Ava — a GPT for Engineering Managers (Part 1)
Using GPT to streamline engineering management
👋 Hi, this is Nitin with another post in my series The Engineering Manager’s Pocket Guide. In every post, I cover topics related to tech and leadership through the lens of an engineering manager. In this post, I share an experiment I ran creating a custom GPT for EMs. To get all the posts, subscribe here.
I wanted to run an experiment with ChatGPT. As an engineering manager, I often multi-task. The thought crossed my mind: could I create an assistant that would help me manage some of my work? Something that could, quite literally, know what I know and answer questions based on that knowledge?
I went down the rabbit hole to figure out if this was even possible.
Very quickly, I stumbled upon OpenAI’s solution, which makes it incredibly easy to build something like this — no coding required. It felt like magic, to be honest.
Step 1 — Define the GPT’s Role
I created a custom GPT and gave it some specific instructions. Essentially, I told it who it was, how it should behave, and what kind of knowledge I wanted it to leverage.
Step 2 — Feed It Data
Of course, to make it truly useful, it needed to know more than just what comes out-of-the-box. So, I gathered my entire series of articles from The Engineering Manager’s Pocket Guide, converted them to PDFs, and fed them into the GPT. Now it had a specialized knowledge base to pull from whenever necessary.
Step 3 — Combine GPT with RAG
Once the data was in place, I used a technique called Retrieval-Augmented Generation (RAG) to make sure the GPT could reference my articles when needed — RAG comes out-of-the-box with OpenAI — falling back on its standard model when it didn’t have an immediate answer. And just like that, my custom GPT, “Ava” was born!
Test out Ava’s capabilities
I gave Ava a simple challenge with the following prompt:
Help me structure a Q4 roadmap for the following projects:
— project 1: refactor user service (medium)
— project 2: ability for users to upload profile pictures (small)

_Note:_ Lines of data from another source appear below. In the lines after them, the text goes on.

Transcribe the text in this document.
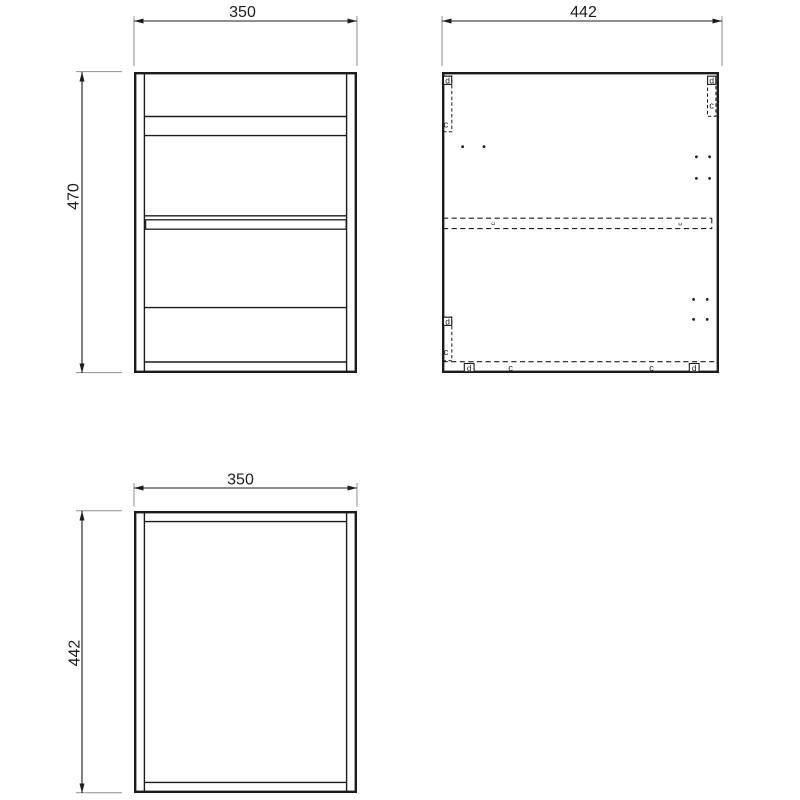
350
470
442
c	c
d
c
d
c
d
c
d	c	c	d
350
442
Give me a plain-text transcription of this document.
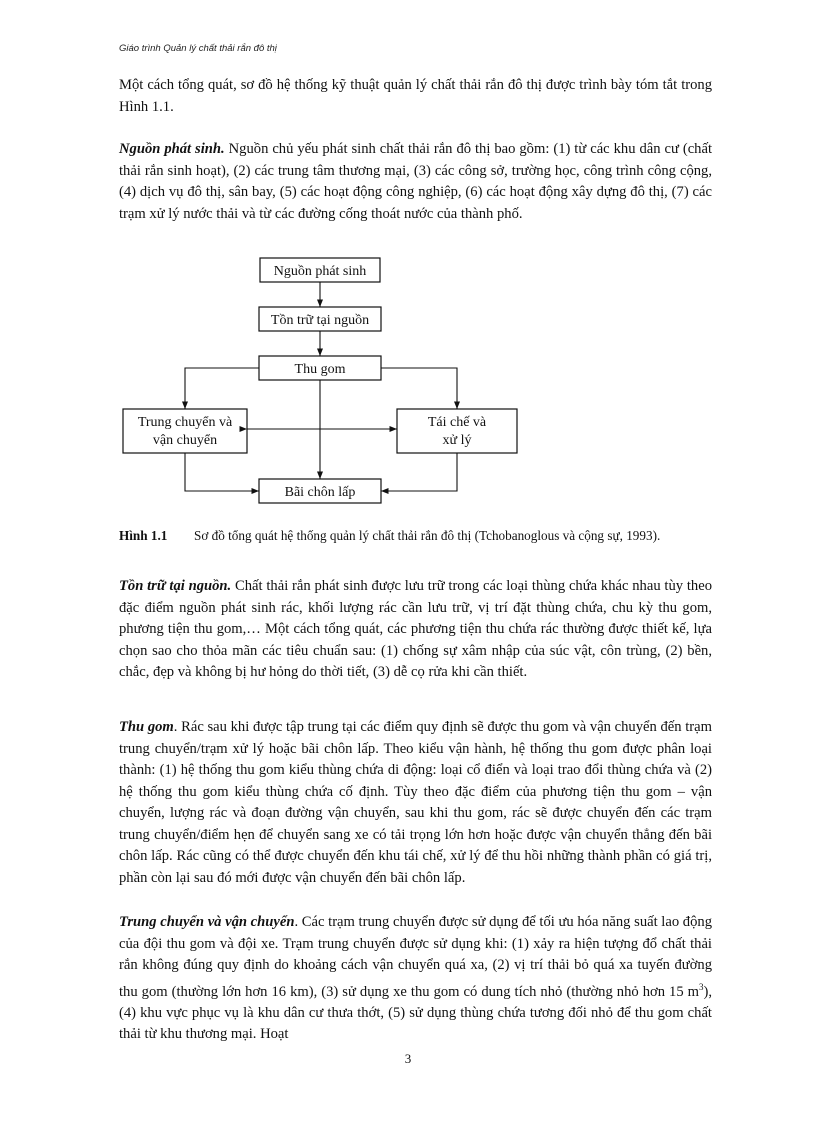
Giáo trình Quản lý chất thải rắn đô thị

Một cách tổng quát, sơ đồ hệ thống kỹ thuật quản lý chất thải rắn đô thị được trình bày tóm tắt trong Hình 1.1.

Nguồn phát sinh. Nguồn chủ yếu phát sinh chất thải rắn đô thị bao gồm: (1) từ các khu dân cư (chất thải rắn sinh hoạt), (2) các trung tâm thương mại, (3) các công sở, trường học, công trình công cộng, (4) dịch vụ đô thị, sân bay, (5) các hoạt động công nghiệp, (6) các hoạt động xây dựng đô thị, (7) các trạm xử lý nước thải và từ các đường cống thoát nước của thành phố.

Nguồn phát sinh
Tồn trữ tại nguồn
Thu gom
Trung chuyển và
vận chuyển
Tái chế và
xử lý
Bãi chôn lấp

Hình 1.1 Sơ đồ tổng quát hệ thống quản lý chất thải rắn đô thị (Tchobanoglous và cộng sự, 1993).

Tồn trữ tại nguồn. Chất thải rắn phát sinh được lưu trữ trong các loại thùng chứa khác nhau tùy theo đặc điểm nguồn phát sinh rác, khối lượng rác cần lưu trữ, vị trí đặt thùng chứa, chu kỳ thu gom, phương tiện thu gom,… Một cách tổng quát, các phương tiện thu chứa rác thường được thiết kế, lựa chọn sao cho thỏa mãn các tiêu chuẩn sau: (1) chống sự xâm nhập của súc vật, côn trùng, (2) bền, chắc, đẹp và không bị hư hỏng do thời tiết, (3) dễ cọ rửa khi cần thiết.

Thu gom. Rác sau khi được tập trung tại các điểm quy định sẽ được thu gom và vận chuyển đến trạm trung chuyển/trạm xử lý hoặc bãi chôn lấp. Theo kiểu vận hành, hệ thống thu gom được phân loại thành: (1) hệ thống thu gom kiểu thùng chứa di động: loại cổ điển và loại trao đổi thùng chứa và (2) hệ thống thu gom kiểu thùng chứa cố định. Tùy theo đặc điểm của phương tiện thu gom – vận chuyển, lượng rác và đoạn đường vận chuyển, sau khi thu gom, rác sẽ được chuyển đến các trạm trung chuyển/điểm hẹn để chuyển sang xe có tải trọng lớn hơn hoặc được vận chuyển thẳng đến bãi chôn lấp. Rác cũng có thể được chuyển đến khu tái chế, xử lý để thu hồi những thành phần có giá trị, phần còn lại sau đó mới được vận chuyển đến bãi chôn lấp.

Trung chuyển và vận chuyển. Các trạm trung chuyển được sử dụng để tối ưu hóa năng suất lao động của đội thu gom và đội xe. Trạm trung chuyển được sử dụng khi: (1) xảy ra hiện tượng đổ chất thải rắn không đúng quy định do khoảng cách vận chuyển quá xa, (2) vị trí thải bỏ quá xa tuyến đường thu gom (thường lớn hơn 16 km), (3) sử dụng xe thu gom có dung tích nhỏ (thường nhỏ hơn 15 $m^3$), (4) khu vực phục vụ là khu dân cư thưa thớt, (5) sử dụng thùng chứa tương đối nhỏ để thu gom chất thải từ khu thương mại. Hoạt

3
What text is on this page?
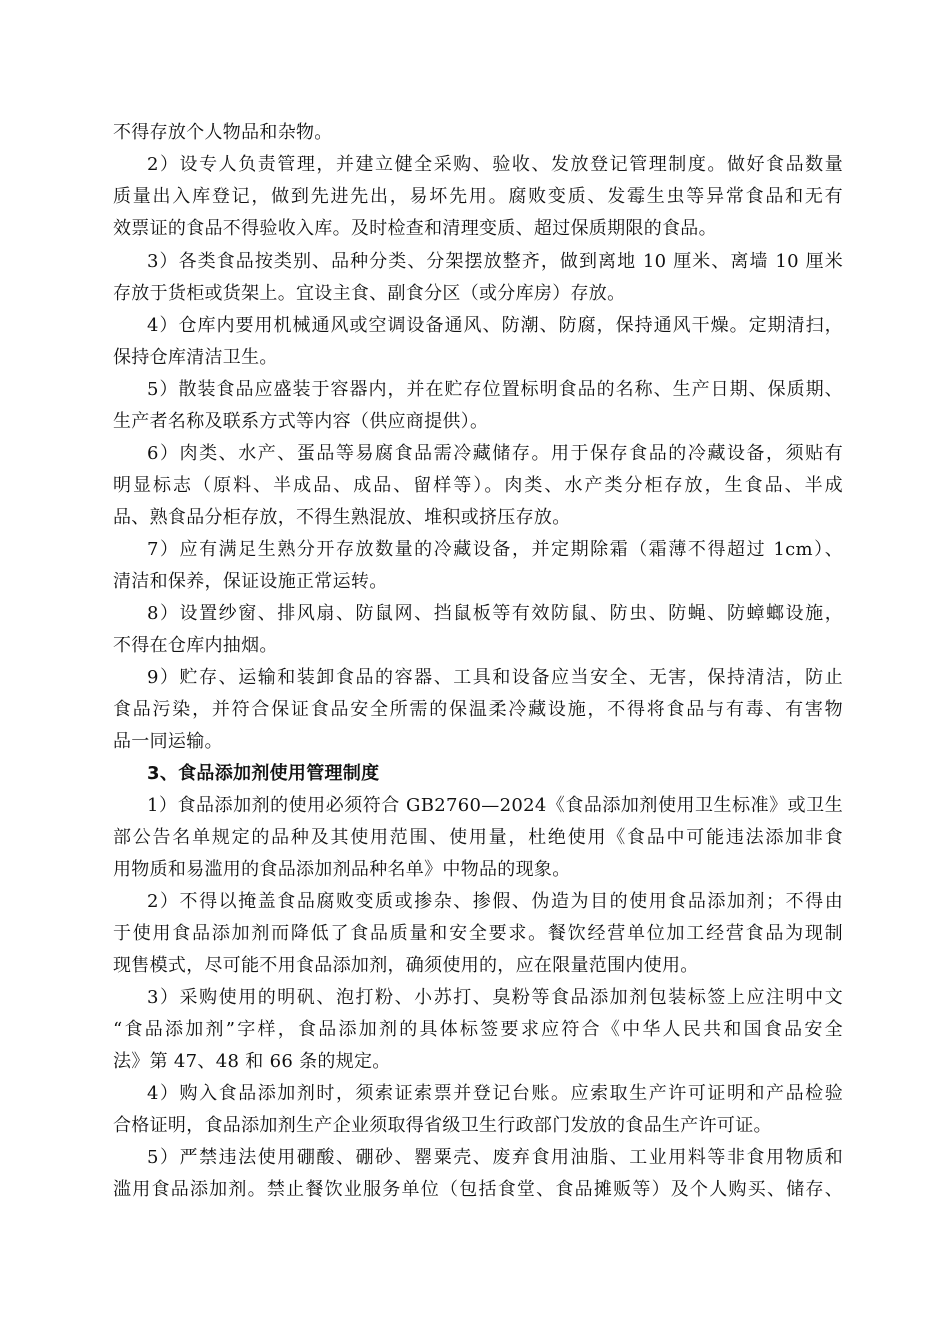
不得存放个人物品和杂物。
2）设专人负责管理，并建立健全采购、验收、发放登记管理制度。做好食品数量
质量出入库登记，做到先进先出，易坏先用。腐败变质、发霉生虫等异常食品和无有
效票证的食品不得验收入库。及时检查和清理变质、超过保质期限的食品。
3）各类食品按类别、品种分类、分架摆放整齐，做到离地 10 厘米、离墙 10 厘米
存放于货柜或货架上。宜设主食、副食分区（或分库房）存放。
4）仓库内要用机械通风或空调设备通风、防潮、防腐，保持通风干燥。定期清扫，
保持仓库清洁卫生。
5）散装食品应盛装于容器内，并在贮存位置标明食品的名称、生产日期、保质期、
生产者名称及联系方式等内容（供应商提供）。
6）肉类、水产、蛋品等易腐食品需冷藏储存。用于保存食品的冷藏设备，须贴有
明显标志（原料、半成品、成品、留样等）。肉类、水产类分柜存放，生食品、半成
品、熟食品分柜存放，不得生熟混放、堆积或挤压存放。
7）应有满足生熟分开存放数量的冷藏设备，并定期除霜（霜薄不得超过 1cm）、
清洁和保养，保证设施正常运转。
8）设置纱窗、排风扇、防鼠网、挡鼠板等有效防鼠、防虫、防蝇、防蟑螂设施，
不得在仓库内抽烟。
9）贮存、运输和装卸食品的容器、工具和设备应当安全、无害，保持清洁，防止
食品污染，并符合保证食品安全所需的保温柔冷藏设施，不得将食品与有毒、有害物
品一同运输。
3、食品添加剂使用管理制度
1）食品添加剂的使用必须符合 GB2760—2024《食品添加剂使用卫生标准》或卫生
部公告名单规定的品种及其使用范围、使用量，杜绝使用《食品中可能违法添加非食
用物质和易滥用的食品添加剂品种名单》中物品的现象。
2）不得以掩盖食品腐败变质或掺杂、掺假、伪造为目的使用食品添加剂；不得由
于使用食品添加剂而降低了食品质量和安全要求。餐饮经营单位加工经营食品为现制
现售模式，尽可能不用食品添加剂，确须使用的，应在限量范围内使用。
3）采购使用的明矾、泡打粉、小苏打、臭粉等食品添加剂包装标签上应注明中文
“食品添加剂”字样，食品添加剂的具体标签要求应符合《中华人民共和国食品安全
法》第 47、48 和 66 条的规定。
4）购入食品添加剂时，须索证索票并登记台账。应索取生产许可证明和产品检验
合格证明，食品添加剂生产企业须取得省级卫生行政部门发放的食品生产许可证。
5）严禁违法使用硼酸、硼砂、罂粟壳、废弃食用油脂、工业用料等非食用物质和
滥用食品添加剂。禁止餐饮业服务单位（包括食堂、食品摊贩等）及个人购买、储存、
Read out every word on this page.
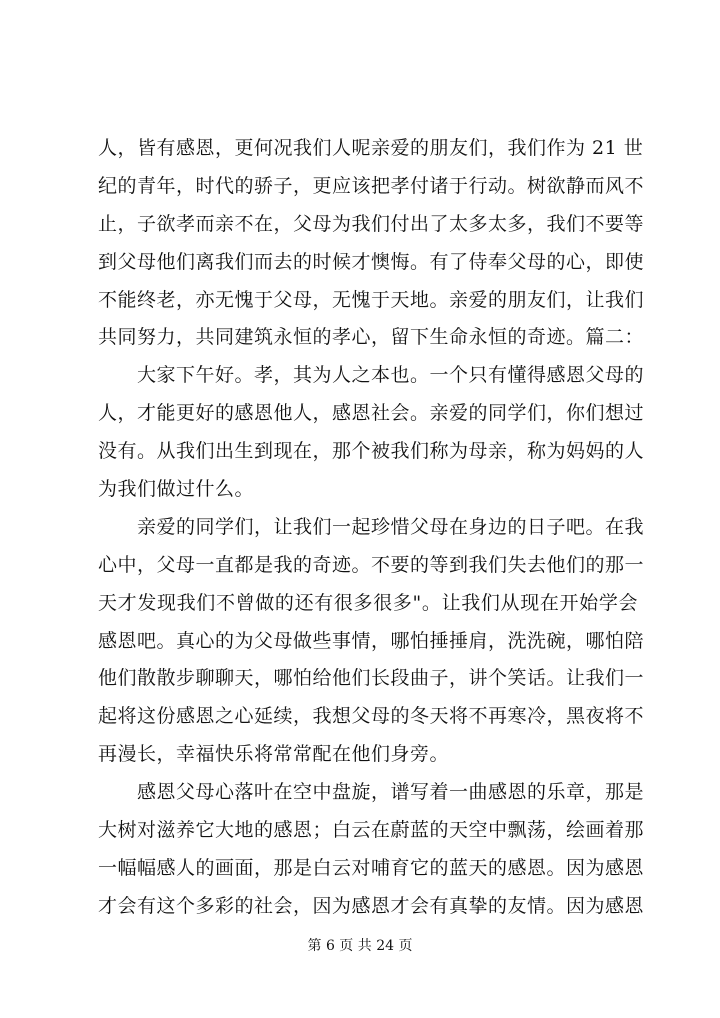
人，皆有感恩，更何况我们人呢亲爱的朋友们，我们作为 21 世
纪的青年，时代的骄子，更应该把孝付诸于行动。树欲静而风不
止，子欲孝而亲不在，父母为我们付出了太多太多，我们不要等
到父母他们离我们而去的时候才懊悔。有了侍奉父母的心，即使
不能终老，亦无愧于父母，无愧于天地。亲爱的朋友们，让我们
共同努力，共同建筑永恒的孝心，留下生命永恒的奇迹。篇二：
　　大家下午好。孝，其为人之本也。一个只有懂得感恩父母的
人，才能更好的感恩他人，感恩社会。亲爱的同学们，你们想过
没有。从我们出生到现在，那个被我们称为母亲，称为妈妈的人
为我们做过什么。
　　亲爱的同学们，让我们一起珍惜父母在身边的日子吧。在我
心中，父母一直都是我的奇迹。不要的等到我们失去他们的那一
天才发现我们不曾做的还有很多很多"。让我们从现在开始学会
感恩吧。真心的为父母做些事情，哪怕捶捶肩，洗洗碗，哪怕陪
他们散散步聊聊天，哪怕给他们长段曲子，讲个笑话。让我们一
起将这份感恩之心延续，我想父母的冬天将不再寒冷，黑夜将不
再漫长，幸福快乐将常常配在他们身旁。
　　感恩父母心落叶在空中盘旋，谱写着一曲感恩的乐章，那是
大树对滋养它大地的感恩；白云在蔚蓝的天空中飘荡，绘画着那
一幅幅感人的画面，那是白云对哺育它的蓝天的感恩。因为感恩
才会有这个多彩的社会，因为感恩才会有真挚的友情。因为感恩
第 6 页 共 24 页
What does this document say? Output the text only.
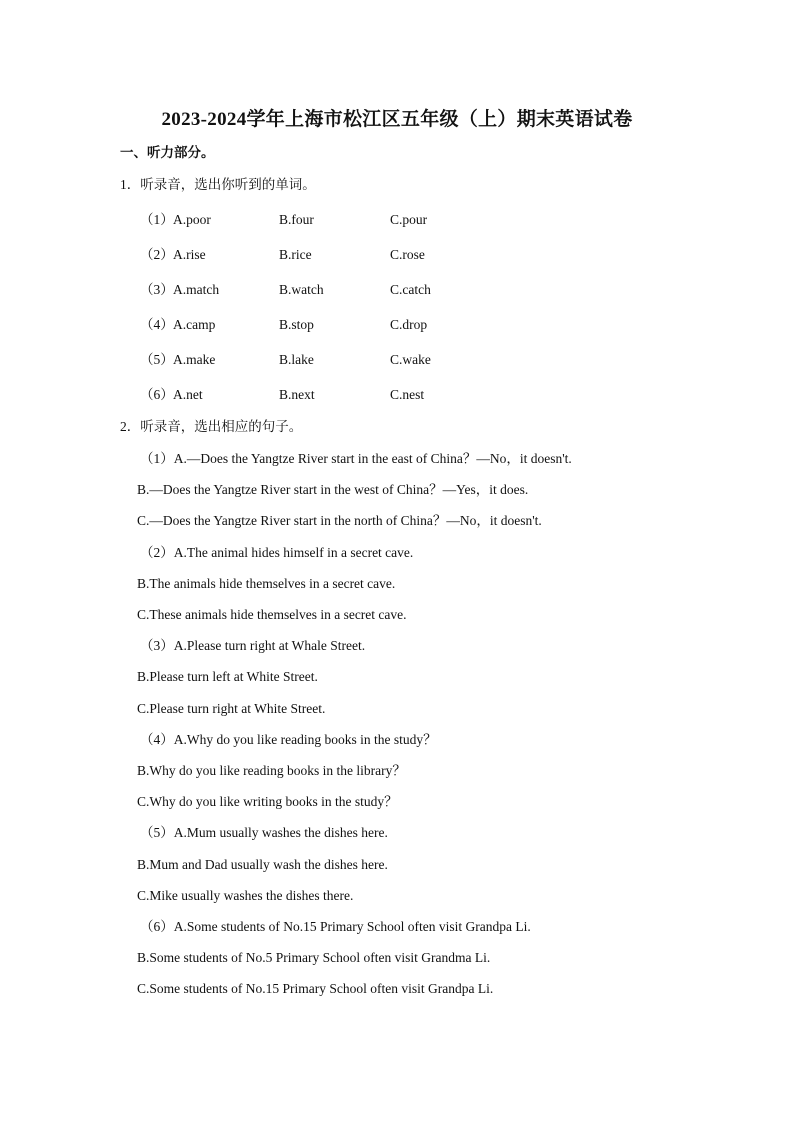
2023-2024学年上海市松江区五年级（上）期末英语试卷
一、听力部分。
1．听录音，选出你听到的单词。
（1） A.poor	B.four	C.pour
（2） A.rise	B.rice	C.rose
（3） A.match	B.watch	C.catch
（4） A.camp	B.stop	C.drop
（5） A.make	B.lake	C.wake
（6） A.net	B.next	C.nest
2．听录音，选出相应的句子。
（1）A.—Does the Yangtze River start in the east of China？—No，it doesn't.
B.—Does the Yangtze River start in the west of China？—Yes，it does.
C.—Does the Yangtze River start in the north of China？—No，it doesn't.
（2）A.The animal hides himself in a secret cave.
B.The animals hide themselves in a secret cave.
C.These animals hide themselves in a secret cave.
（3）A.Please turn right at Whale Street.
B.Please turn left at White Street.
C.Please turn right at White Street.
（4）A.Why do you like reading books in the study？
B.Why do you like reading books in the library？
C.Why do you like writing books in the study？
（5）A.Mum usually washes the dishes here.
B.Mum and Dad usually wash the dishes here.
C.Mike usually washes the dishes there.
（6）A.Some students of No.15 Primary School often visit Grandpa Li.
B.Some students of No.5 Primary School often visit Grandma Li.
C.Some students of No.15 Primary School often visit Grandpa Li.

— project 3: external api for partners to interact with user data (large)I have 5 developers on my team.
And here’s the response:
The response was a bit long and not in the format I wanted, which was super-easy to fix with another prompt:
Format the sprints in a table view
Not bad!
This experiment taught me a lot about OpenAI’s capabilities. It’s not perfect yet, but it’s a playful and surprisingly effective way to interact with and learn from AI. I will definitely be doing more experiments and sharing my journey along the way. ☮️
Note on privacy: I cannot view your chat history or prompts with Ava. See OpenAI’s dev forum for more details.